I currently pay £20 a week for 1hours math tuition for my girls. All I wanted was 3hours! 3 measly hours of tuition!! £60 a week! I’m fairly sure all the EHCP panels and tribunals they’ll make me attend will cost a hell of a lot more than £60 a week! They all attracted £1900 each in pupil premium at school, that’s without an EHC Plan, apparently I cant even access that, so where is that money now, what happens to it? The government set it aside for my children’s education, yet they can’t access it unless we completely risk destroying their mental health, and our family unit, just so they can be in school!?

My LEA would prefer I put big girl on anxiety medication (the real cost of which would no doubt be life long and provided by a different department) and sent her to school, rather than provide a few hours a week in tuition! They would rather that middle girl withdrew back in to herself and spent every day scared and confused in school (with therapy paid for by someone else for her foreseeable future), than provide her with a few hours tuition! They would rather my baby girl gave in to the chaos within her, detached from the world and survived in school (with services funded by all manner of departments throughout her life to keep her on the straight and narrow), than support her in an environment that she feels safe. My LEA don’t care if my children are achieving, feeling safe, happy and content (they weren’t in school) or having a mental breakdown, being medicated, or even if our family breaks down, because the cost of all that comes down to a different department!

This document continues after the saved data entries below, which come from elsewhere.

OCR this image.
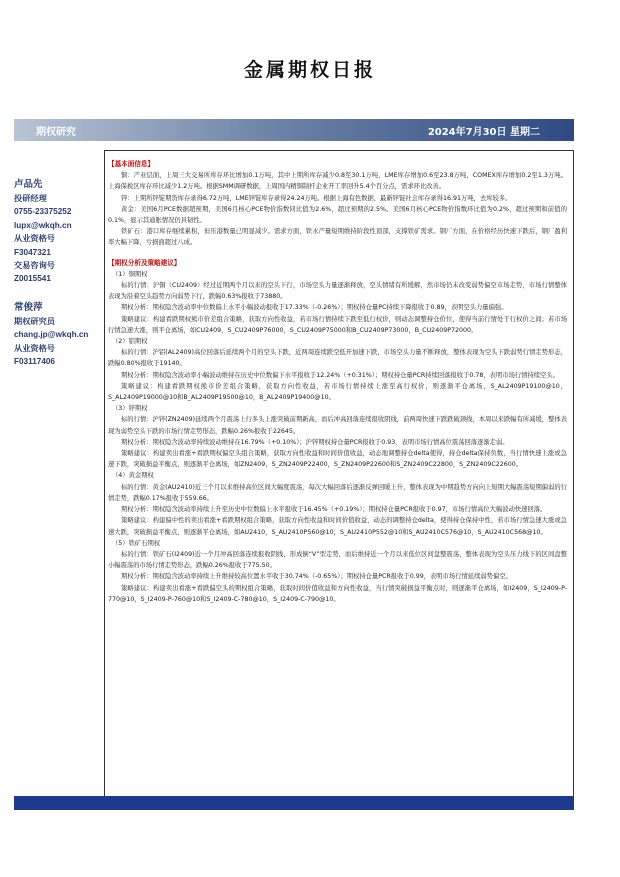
金属期权日报
期权研究	2024年7月30日 星期二
卢品先
投研经理
0755-23375252
lupx@wkqh.cn
从业资格号
F3047321
交易咨询号
Z0015541
常俊萍
期权研究员
chang.jp@wkqh.cn
从业资格号
F03117406
【基本面信息】
铜：产业层面，上周三大交易所库存环比增加0.1万吨，其中上期所库存减少0.8至30.1万吨，LME库存增加0.6至23.8万吨，COMEX库存增加0.2至1.3万吨。上海保税区库存环比减少1.2万吨。根据SMM调研数据，上周国内精铜制杆企业开工率回升5.4个百分点，需求环比改善。
锌：上期所锌锭期货库存录得6.72万吨，LME锌锭库存录得24.24万吨。根据上海有色数据，最新锌锭社会库存录得16.91万吨，去库较多。
黄金：美国6月PCE数据超预期，美国6月核心PCE物价指数同比值为2.6%，超过预期的2.5%。美国6月核心PCE物价指数环比值为0.2%，超过预期和前值的0.1%，显示其通胀情况仍具韧性。
铁矿石：港口库存继续累积，但压港数量已明显减少。需求方面，铁水产量短期维持阶段性顶部，支撑铁矿需求。钢厂方面，在价格经历快速下跌后，钢厂盈利率大幅下降，亏损面超过八成。
【期权分析及策略建议】
（1）铜期权
标的行情：沪铜（CU2409）经过近期两个月以来的空头下行，市场空头力量逐渐释放，空头情绪有所缓解，然市场仍未改变弱势偏空市场走势，市场行情整体表现为沿着空头趋势方向弱势下行，跌幅0.63%报收于73880。
期权分析：期权隐含波动率中位数偏上水平小幅波动报收于17.33%（-0.26%）；期权持仓量PC持续下降报收于0.89，表明空头力量偏强。
策略建议：构建看跌期权熊市价差组合策略，获取方向性收益，若市场行情持续下跌至低行权价，则动态调整持仓价位，使得当前行情处于行权价之间；若市场行情急速大涨，则平仓离场，如CU2409，S_CU2409P76000，S_CU2409P75000和B_CU2409P73000，B_CU2409P72000。
（2）铝期权
标的行情：沪铝(AL2409)高位回落后延续两个月的空头下跌，近两周连续跌空低开加速下跌，市场空头力量不断释放，整体表现为空头下跌弱势行情走势形态，跌幅0.80%报收于19140。
期权分析：期权隐含波动率小幅波动维持在历史中位数偏下水平报收于12.24%（+0.31%）；期权持仓量PCR持续回落报收于0.78，表明市场行情持续空头。
策略建议：构建看跌期权熊市价差组合策略，获取方向性收益，若市场行情持续上涨至高行权价，则逐渐平仓离场，S_AL2409P19100@10，S_AL2409P19000@10和B_AL2409P19500@10，B_AL2409P19400@10。
（3）锌期权
标的行情：沪锌(ZN2409)延续两个月震荡上行多头上涨突破前期新高，而后冲高回落连续报收阴线，前两周快速下跌跌破颈线，本周以来跌幅有所减缓，整体表现为弱势空头下跌的市场行情走势形态，跌幅0.26%报收于22645。
期权分析：期权隐含波动率持续波动维持在16.79%（+0.10%）；沪锌期权持仓量PCR报收于0.93，表明市场行情高位震荡回落逐渐走弱。
策略建议：构建卖出看涨+看跌期权偏空头组合策略，获取方向性收益和时间价值收益，动态地调整持仓delta使得，持仓delta保持负数，当行情快速上涨或急速下跌，突破损益平衡点，则逐渐平仓离场，如ZN2409，S_ZN2409P22400，S_ZN2409P22600和S_ZN2409C22800，S_ZN2409C22600。
（4）黄金期权
标的行情：黄金(AU2410)近三个月以来维持高位区间大幅度震荡，每次大幅回落后逐渐反弹回暖上升，整体表现为中期趋势方向向上短期大幅震荡短期偏弱的行情走势，跌幅0.17%报收于559.66。
期权分析：期权隐含波动率持续上升至历史中位数偏上水平报收于16.45%（+0.19%）；期权持仓量PCR报收于0.97，市场行情高位大幅波动快速回落。
策略建议：构建偏中性的卖出看涨+看跌期权组合策略，获取方向性收益和时间价值收益，动态的调整持仓delta，使得持仓保持中性，若市场行情急速大涨或急速大跌，突破损益平衡点，则逐渐平仓离场，如AU2410，S_AU2410P560@10，S_AU2410P552@10和S_AU2410C576@10，S_AU2410C568@10。
（5）铁矿石期权
标的行情：铁矿石(I2409)近一个月冲高回落连续报收阴线，形成倒“V”型走势，而后维持近一个月以来低位区间盘整震荡，整体表现为空头压力线下的区间盘整小幅震荡的市场行情走势形态，跌幅0.26%报收于775.50。
期权分析：期权隐含波动率持续上升维持较高位置水平收于30.74%（-0.65%）；期权持仓量PCR报收于0.99，表明市场行情延续弱势偏空。
策略建议：构建卖出看涨+看跌偏空头的期权组合策略，获取时间价值收益和方向性收益，当行情突破损益平衡点时，则逐渐平仓离场，如I2409，S_I2409-P-770@10，S_I2409-P-760@10和S_I2409-C-780@10，S_I2409-C-790@10。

It shouldn’t be this hard. ALL of my girls deserve an education and the opportunities that will provide them with, but they all also deserve a mommy that isn’t completely exhausted from providing it.

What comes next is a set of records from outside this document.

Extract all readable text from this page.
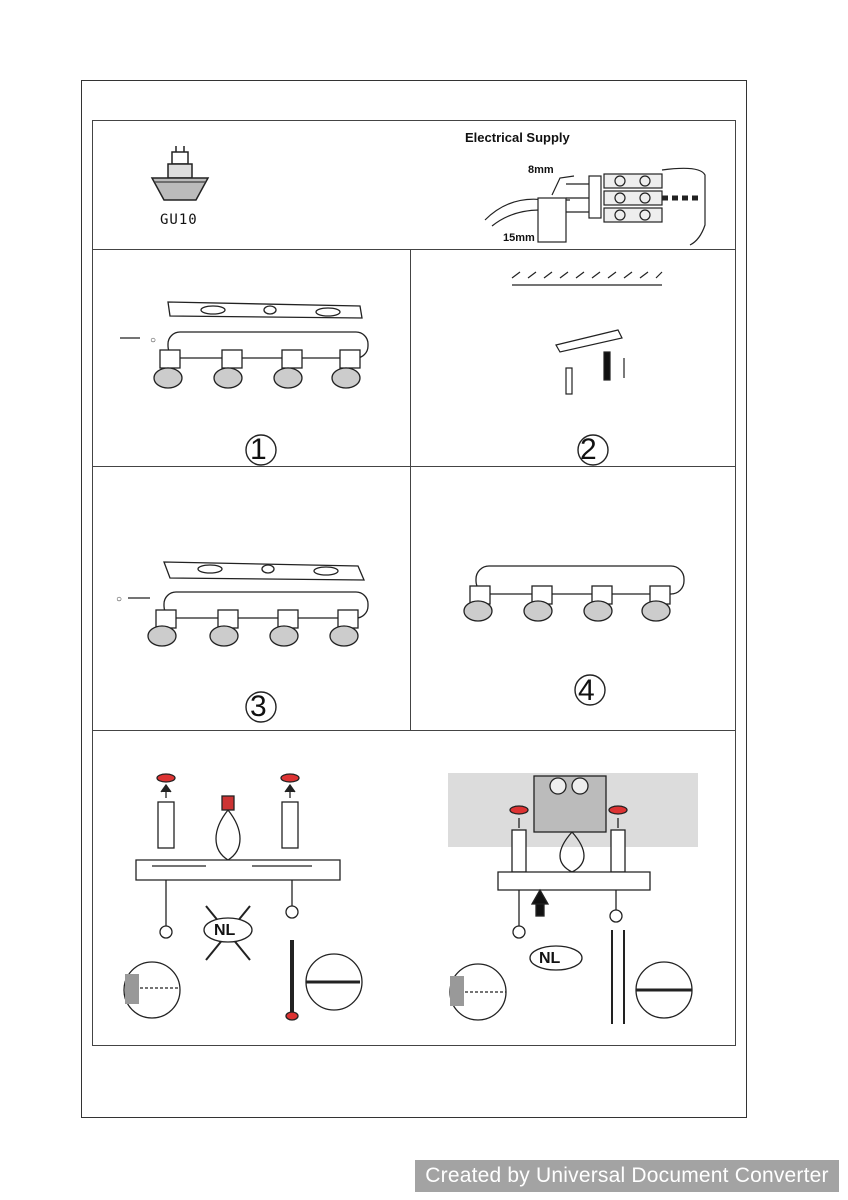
○
○
GU10
Electrical Supply
8mm
15mm
1	2
3	4
NL
NL
Created by Universal Document Converter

12 comments on “What price should we pay for an education?!

  • What a difficult situation you’re in, there really is no excuse for the LEA or whoever not to find money to help when it was not your choice to home educate in the first place. I dare say there is plenty of money wasted on unnecessary things that could instead benefit families like yours. Hopefully things will change and you will get a break of luck soon.

  • Very much agree with you – we have been able to put ours in the private system to secure small class size and a nurturing environment- we can’t qualify for pupil premium either – I often wonder if LA simply think “issues” disappear because you are not following the “standard” route.

  • I think not being able to give your kids the things you know they need–and not even being able to get others to acknowledge what they need–is terribly difficult to cope with. It’s like being a very poor parent who can’t feed her kids. You can’t take care of their minds and hearts, because you just don’t have the resources yourself and the state refuses to give them to you. It’s so very, very upsetting.

  • 1) It’s probably worth getting someone medical to back you up formally. It shouldn’t be too hard to find a doctor or psychologist who thinks meeting a child’s emotional needs is generally a better option than medication. Similarly, if there are other professionals who might write helpful reports, get started now (or be stuck on waiting lists when evidence deadlines come up).

    2) The Tribunal process is time-consuming, and can be emotionally draining. It’s useful to get some expert input. SOS-SEN, National Autistic Society and IPSEA all have advice helplines. In some areas, there’s a local law centre charity who can assist too.

    3) The local authority may produce much data and many experts supporting their view. This view is often that the child is doing quite well enough, and the parent is probably odd/deranged/neglectful/over-involved. Or just too pushy to accept they simply have a low-achieving or disabled child.

    4) The last thing any LA wants to do pre-Tribubal is fund a competent tutor who will carefully document your child’s poor baseline and accelerated progress once her needs are met. It’s like asking a turkey to design a Christmas menu.

    5) What you offer your children is probably going to be far, far better than any provision available via the school system. A decent EHCP helps, but may still not match your own efforts.